The newest course in the world and just the third in all of Asia (after Nagano and Pyeongchang) measures nearly 1,600 meters in length which can produce some unusual looking results, specifically, big time gaps between sliders. Followers of luge are accustomed to seeing races decided by hundredths and thousandths of a second. This men’s race, however, had both big and small margins.
Ludwig was over 0.8 of a second clear of the field, while the difference between Loch and Langenhan was merely 0.004 of a second. Defending Olympic gold medalist David Gleirscher, of Austria, in taking fourth place, missed the podium by 0.05 after sitting in second place at the intermission.
“I'm happy with my performance at the start and in the track," Ludwig stated. “Overall, I had very few mistakes in it."
The Fischnaller cousins of Italy, who showed promise over the past two weeks in training, wound up sixth (Dominik) and 10th (Kevin).

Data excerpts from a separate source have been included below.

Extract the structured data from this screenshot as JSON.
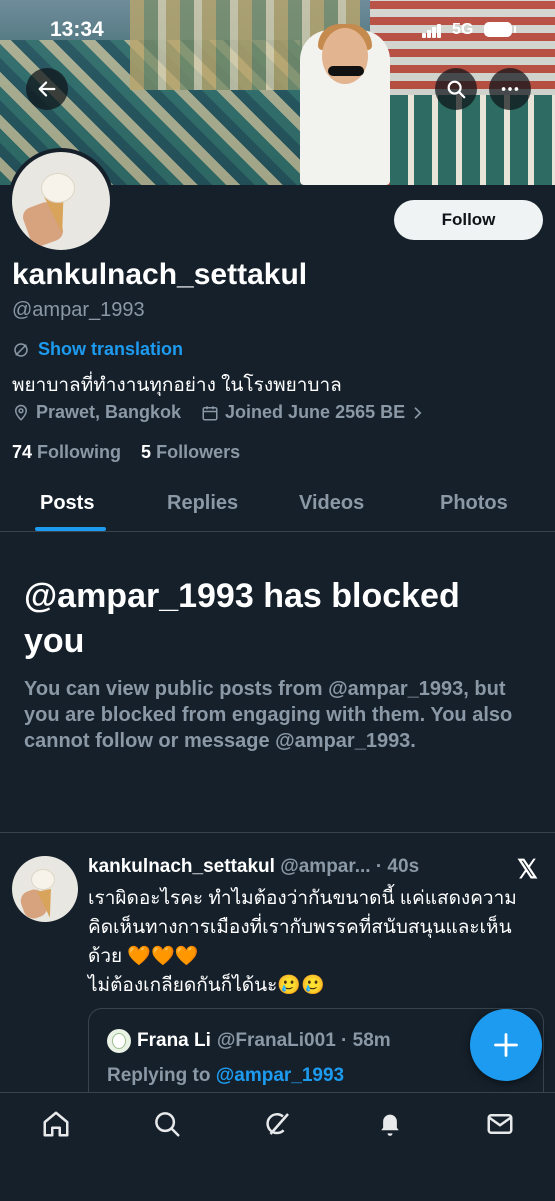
{
  "status_bar": {
    "time": "13:34",
    "network": "5G"
  },
  "header": {
    "back_icon": "arrow-left-icon",
    "search_icon": "search-icon",
    "more_icon": "more-horizontal-icon"
  },
  "profile": {
    "follow_label": "Follow",
    "display_name": "kankulnach_settakul",
    "handle": "@ampar_1993",
    "show_translation": "Show translation",
    "bio": "พยาบาลที่ทำงานทุกอย่าง ในโรงพยาบาล",
    "location": "Prawet, Bangkok",
    "joined": "Joined June 2565 BE",
    "following_count": "74",
    "following_label": "Following",
    "followers_count": "5",
    "followers_label": "Followers"
  },
  "tabs": [
    {
      "label": "Posts",
      "active": true
    },
    {
      "label": "Replies",
      "active": false
    },
    {
      "label": "Videos",
      "active": false
    },
    {
      "label": "Photos",
      "active": false
    }
  ],
  "blocked": {
    "title": "@ampar_1993 has blocked you",
    "text": "You can view public posts from @ampar_1993, but you are blocked from engaging with them. You also cannot follow or message @ampar_1993."
  },
  "post": {
    "author": "kankulnach_settakul",
    "handle_time": "@ampar... · 40s",
    "text": "เราผิดอะไรคะ ทำไมต้องว่ากันขนาดนี้ แค่แสดงความคิดเห็นทางการเมืองที่เรากับพรรคที่สนับสนุนและเห็นด้วย 🧡🧡🧡\n ไม่ต้องเกลียดกันก็ได้นะ🥲🥲",
    "x_logo": "𝕏",
    "quote": {
      "name": "Frana Li",
      "handle_time": "@FranaLi001 · 58m",
      "replying_to_label": "Replying to",
      "replying_to": "@ampar_1993"
    }
  },
  "fab_label": "+",
  "bottom_nav": [
    "home-icon",
    "search-icon",
    "grok-icon",
    "notifications-icon",
    "messages-icon"
  ],
  "colors": {
    "accent": "#1d9bf0",
    "background": "#15202b",
    "secondary_text": "#8b98a5"
  }
}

Russia’s one-two punch of world champions Semen Pavlichenko and Roman Repilov were seventh and eighth, respectively. Similar to Arlt, Repilov had to deal with a positive COVID result in recent days and missed some training runs while in isolation. The team is also dealing with the aftermath of doping sanctions by the IOC and will compete in February under the banner of the Russian Olympic Committee.
Sunday’s women’s singles and team relay races will end a three-week stay in China before the World Cup shoves off to Sochi for two weeks. Four American women will take to the ice, led by double Olympian Summer Britcher, 2018 Olympian Emily Sweeney who qualified third in the Nations Cup, Brittney Arndt and Ashley Farquharson. The latter two competitors are looking to qualify for their first career Winter Games berths. Arndt took fourth in qualifying, while Farquharson was fifth.
Live coverage Sunday begins at 5 AM ET on Olympics.com with Tim Singer calling the women’s action with Olympic bronze medalist and U.S. flag bearer Erin Hamlin. Singer will be joined by 2014 Olympian and World Cup winner Kate Hansen for the team relay that follows.